RunAwayHome Mon 01-Sep-14 13:45:48

but of course, children should ALSO have the skills to work out a calculation, so that they can easily do the ones that they haven't got memorised (but in my experience, this is usually taught quite well, as a mental strategy). And before anything else, the child does have to understand what multiplication IS, and use calculation strategies is often a very valuable first step in doing that - there's no point memorising tables with no understanding of what it means.

Kendodd Mon 01-Sep-14 14:15:07

It is a rare person who can work out every sum in all their tables to 12 'in seconds'

Really?

it's dead easy and there are loads of different ways to work it out.

atticusclaw Mon 01-Sep-14 14:19:24

I agree with everyone else. You need these facts at your fingertips. It helps massively as maths gets more difficult and quite honestly its not hard to learn them so why wouldn't you.

You seem to be implying that because I know that 6x6 is 36 I don't know that it means six groups of six.

There may well be loads of ways to work out a sum but there are loads more ways if you know your times tables.

Hakluyt Mon 01-Sep-14 14:25:47

I think it depends. If you are good at maths, and naturally confident with numbers, then knowing your tables is less important. If you aren't, and worry about numbers, then knowing your tables really well is vital. It's one less thing to worry about if you know for certain that 7 times 8 is 56 rather than having to work it out every time.

Hakluyt Mon 01-Sep-14 14:27:20

Oops, cross posted with loads of people who know more about it than I do!

JassyRadlett Mon 01-Sep-14 14:30:12

Ken, will you share your methods?

tabulahrasa Mon 01-Sep-14 14:36:07

'it's dead easy and there are loads of different ways to work it out.'

I cope multiplying with working it out in different ways...but dividing is hard because it involves a certain amount of trial and error instead of just knowing which times table a number is in or close to.

Flexibilityisquay Mon 01-Sep-14 14:43:11

I certainly find maths easier because I know my times tables.
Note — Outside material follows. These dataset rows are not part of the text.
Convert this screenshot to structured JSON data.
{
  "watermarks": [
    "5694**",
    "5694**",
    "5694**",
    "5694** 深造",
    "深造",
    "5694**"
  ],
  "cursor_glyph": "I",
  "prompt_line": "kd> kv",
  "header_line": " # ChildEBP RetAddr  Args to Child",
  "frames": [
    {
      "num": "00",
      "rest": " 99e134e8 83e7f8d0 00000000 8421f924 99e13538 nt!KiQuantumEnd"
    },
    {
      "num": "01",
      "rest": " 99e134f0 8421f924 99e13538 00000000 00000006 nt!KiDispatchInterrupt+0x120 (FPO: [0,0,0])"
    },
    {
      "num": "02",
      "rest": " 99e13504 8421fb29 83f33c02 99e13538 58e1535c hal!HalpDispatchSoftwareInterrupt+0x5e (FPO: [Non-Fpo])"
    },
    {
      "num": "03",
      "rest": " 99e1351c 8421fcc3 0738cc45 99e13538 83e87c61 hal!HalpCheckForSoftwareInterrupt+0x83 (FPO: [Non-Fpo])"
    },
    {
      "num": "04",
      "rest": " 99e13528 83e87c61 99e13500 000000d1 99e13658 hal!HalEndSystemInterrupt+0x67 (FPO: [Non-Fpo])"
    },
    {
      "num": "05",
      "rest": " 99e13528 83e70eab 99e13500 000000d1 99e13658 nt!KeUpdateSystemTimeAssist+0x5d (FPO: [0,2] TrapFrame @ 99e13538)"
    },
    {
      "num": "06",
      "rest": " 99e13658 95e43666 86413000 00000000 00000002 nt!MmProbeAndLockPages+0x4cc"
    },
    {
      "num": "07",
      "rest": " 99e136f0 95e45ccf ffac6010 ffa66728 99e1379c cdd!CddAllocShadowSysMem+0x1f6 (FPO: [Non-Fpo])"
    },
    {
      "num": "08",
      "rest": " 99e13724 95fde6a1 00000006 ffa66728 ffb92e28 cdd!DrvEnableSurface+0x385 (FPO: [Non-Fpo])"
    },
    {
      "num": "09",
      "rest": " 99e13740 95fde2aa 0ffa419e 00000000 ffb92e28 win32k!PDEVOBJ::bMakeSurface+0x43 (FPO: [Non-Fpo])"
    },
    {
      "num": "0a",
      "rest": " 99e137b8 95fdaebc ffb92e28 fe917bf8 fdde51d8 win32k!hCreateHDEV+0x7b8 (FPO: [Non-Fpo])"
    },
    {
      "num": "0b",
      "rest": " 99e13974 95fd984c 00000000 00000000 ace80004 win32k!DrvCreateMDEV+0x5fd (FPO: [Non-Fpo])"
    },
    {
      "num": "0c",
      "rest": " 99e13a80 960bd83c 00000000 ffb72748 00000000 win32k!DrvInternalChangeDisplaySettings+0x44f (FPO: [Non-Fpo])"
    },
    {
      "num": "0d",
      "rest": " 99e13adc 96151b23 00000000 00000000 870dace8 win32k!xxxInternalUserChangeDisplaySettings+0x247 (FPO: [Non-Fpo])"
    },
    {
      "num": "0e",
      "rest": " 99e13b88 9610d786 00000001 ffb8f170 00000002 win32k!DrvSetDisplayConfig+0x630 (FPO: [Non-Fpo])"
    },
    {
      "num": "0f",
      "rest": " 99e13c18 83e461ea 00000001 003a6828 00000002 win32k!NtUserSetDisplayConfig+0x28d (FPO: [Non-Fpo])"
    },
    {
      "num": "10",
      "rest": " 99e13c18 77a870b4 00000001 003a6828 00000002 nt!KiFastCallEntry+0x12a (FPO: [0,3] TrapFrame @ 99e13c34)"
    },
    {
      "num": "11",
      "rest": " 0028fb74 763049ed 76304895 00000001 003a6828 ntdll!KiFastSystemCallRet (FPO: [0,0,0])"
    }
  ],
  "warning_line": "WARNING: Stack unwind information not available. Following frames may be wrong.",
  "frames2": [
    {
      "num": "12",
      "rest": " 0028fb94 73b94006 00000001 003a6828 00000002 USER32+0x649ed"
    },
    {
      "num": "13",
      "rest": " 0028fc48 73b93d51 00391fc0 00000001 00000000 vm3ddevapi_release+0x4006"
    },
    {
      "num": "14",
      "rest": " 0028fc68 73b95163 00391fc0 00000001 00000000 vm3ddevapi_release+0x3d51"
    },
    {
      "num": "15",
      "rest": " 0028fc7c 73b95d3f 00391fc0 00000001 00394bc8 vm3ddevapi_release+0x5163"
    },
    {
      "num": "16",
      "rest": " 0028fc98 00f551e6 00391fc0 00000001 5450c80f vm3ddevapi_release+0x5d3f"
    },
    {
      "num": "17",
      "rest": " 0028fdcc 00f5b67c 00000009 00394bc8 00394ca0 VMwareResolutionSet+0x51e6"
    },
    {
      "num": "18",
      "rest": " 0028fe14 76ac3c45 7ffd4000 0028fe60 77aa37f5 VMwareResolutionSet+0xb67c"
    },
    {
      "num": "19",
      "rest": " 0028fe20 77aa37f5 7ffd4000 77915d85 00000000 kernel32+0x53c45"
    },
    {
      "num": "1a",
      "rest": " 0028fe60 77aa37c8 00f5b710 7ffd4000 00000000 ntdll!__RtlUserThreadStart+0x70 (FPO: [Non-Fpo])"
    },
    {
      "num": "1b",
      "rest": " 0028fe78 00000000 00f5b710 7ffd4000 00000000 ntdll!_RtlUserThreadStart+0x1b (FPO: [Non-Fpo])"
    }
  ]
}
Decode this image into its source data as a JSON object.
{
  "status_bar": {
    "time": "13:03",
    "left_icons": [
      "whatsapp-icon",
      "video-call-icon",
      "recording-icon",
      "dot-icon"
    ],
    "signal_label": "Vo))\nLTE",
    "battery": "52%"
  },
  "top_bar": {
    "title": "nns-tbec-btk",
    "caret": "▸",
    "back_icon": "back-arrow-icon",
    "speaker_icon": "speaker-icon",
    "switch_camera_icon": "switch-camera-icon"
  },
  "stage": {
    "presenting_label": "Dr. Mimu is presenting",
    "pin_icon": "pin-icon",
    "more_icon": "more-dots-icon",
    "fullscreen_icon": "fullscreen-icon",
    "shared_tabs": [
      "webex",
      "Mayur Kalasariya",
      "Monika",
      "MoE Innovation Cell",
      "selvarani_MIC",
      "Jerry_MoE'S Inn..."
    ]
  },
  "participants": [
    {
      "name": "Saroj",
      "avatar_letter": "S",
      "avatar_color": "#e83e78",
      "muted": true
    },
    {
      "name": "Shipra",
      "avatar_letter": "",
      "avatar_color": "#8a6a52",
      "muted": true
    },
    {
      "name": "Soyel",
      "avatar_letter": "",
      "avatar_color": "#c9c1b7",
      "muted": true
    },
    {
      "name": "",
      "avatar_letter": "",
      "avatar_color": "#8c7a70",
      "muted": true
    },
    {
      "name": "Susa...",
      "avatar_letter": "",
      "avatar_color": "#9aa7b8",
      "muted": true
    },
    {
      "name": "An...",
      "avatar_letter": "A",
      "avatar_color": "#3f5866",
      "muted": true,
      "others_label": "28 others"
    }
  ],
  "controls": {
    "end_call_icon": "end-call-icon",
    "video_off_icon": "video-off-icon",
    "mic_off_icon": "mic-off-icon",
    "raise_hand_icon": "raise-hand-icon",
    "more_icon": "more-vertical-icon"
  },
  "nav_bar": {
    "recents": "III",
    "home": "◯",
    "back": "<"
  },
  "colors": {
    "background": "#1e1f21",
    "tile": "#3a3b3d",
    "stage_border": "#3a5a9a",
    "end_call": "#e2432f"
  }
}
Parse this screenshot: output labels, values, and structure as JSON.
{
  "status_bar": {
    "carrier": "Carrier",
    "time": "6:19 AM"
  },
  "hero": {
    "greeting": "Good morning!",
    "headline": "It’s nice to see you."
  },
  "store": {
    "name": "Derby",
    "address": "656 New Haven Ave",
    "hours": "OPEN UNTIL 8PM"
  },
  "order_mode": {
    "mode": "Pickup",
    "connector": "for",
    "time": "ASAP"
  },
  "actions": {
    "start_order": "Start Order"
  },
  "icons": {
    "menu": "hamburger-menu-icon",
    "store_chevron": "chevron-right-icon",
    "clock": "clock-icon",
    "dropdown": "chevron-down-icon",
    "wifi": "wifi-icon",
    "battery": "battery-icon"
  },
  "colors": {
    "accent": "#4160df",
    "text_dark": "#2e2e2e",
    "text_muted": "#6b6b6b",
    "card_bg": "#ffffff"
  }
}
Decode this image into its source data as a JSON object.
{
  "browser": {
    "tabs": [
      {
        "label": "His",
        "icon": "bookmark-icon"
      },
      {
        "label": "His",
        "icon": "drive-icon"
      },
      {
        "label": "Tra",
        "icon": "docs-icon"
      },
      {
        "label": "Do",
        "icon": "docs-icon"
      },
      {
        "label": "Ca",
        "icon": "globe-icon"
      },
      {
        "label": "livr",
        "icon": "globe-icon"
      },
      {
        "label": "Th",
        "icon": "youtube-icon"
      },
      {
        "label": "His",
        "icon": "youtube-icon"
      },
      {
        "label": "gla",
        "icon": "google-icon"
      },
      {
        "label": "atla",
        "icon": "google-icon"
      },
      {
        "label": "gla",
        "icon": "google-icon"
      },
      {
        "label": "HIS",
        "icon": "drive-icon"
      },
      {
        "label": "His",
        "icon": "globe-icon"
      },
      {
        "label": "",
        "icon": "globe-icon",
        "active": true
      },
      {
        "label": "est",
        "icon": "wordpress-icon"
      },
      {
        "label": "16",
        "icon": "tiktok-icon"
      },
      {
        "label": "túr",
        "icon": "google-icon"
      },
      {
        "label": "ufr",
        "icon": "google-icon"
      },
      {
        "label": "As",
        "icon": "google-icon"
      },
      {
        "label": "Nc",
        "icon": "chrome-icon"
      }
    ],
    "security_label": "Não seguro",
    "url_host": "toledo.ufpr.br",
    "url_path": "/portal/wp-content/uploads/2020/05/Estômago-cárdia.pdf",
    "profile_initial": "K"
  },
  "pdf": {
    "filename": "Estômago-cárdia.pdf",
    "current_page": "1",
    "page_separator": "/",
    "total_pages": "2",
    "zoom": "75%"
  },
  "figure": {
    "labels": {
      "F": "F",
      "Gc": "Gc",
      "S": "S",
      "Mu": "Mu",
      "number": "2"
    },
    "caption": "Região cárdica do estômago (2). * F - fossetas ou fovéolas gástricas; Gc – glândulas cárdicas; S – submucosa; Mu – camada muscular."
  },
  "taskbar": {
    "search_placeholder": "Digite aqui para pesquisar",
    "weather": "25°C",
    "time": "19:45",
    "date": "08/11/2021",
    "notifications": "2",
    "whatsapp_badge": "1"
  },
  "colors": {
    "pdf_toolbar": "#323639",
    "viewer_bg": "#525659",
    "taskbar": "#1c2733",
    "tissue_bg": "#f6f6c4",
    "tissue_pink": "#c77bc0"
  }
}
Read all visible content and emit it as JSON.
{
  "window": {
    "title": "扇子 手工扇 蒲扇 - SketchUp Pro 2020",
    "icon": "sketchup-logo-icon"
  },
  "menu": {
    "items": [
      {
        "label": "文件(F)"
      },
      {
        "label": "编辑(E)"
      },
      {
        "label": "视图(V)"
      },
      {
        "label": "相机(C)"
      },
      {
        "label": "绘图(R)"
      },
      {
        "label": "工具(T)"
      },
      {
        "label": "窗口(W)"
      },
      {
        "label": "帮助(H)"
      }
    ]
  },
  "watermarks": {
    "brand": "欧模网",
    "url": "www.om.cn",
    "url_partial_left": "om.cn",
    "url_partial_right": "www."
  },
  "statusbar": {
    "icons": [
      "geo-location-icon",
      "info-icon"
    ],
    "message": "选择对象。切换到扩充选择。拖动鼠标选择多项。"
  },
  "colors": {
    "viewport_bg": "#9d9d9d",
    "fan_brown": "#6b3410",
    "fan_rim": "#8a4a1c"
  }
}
I would find it a lot more difficult to mentally have to work out every sum in my head every time. It means I can skip labourious workings out, and saves time and effort. I will be doing my best to make sure DS learns his.

atticusclaw Mon 01-Sep-14 16:26:58

For anyone struggling with this for their DCs can I recommend Timezattack. its a computer game which teaches children their tables. Its fab and DS has learnt all of his over the summer holidays using the game, in fact he's playing it as I type. He's only just seven and knows every sum in the tables instantly.

sashh Mon 01-Sep-14 16:27:17

I can recite tables, but I don't trust them, I have to work them out as well - maybe just me.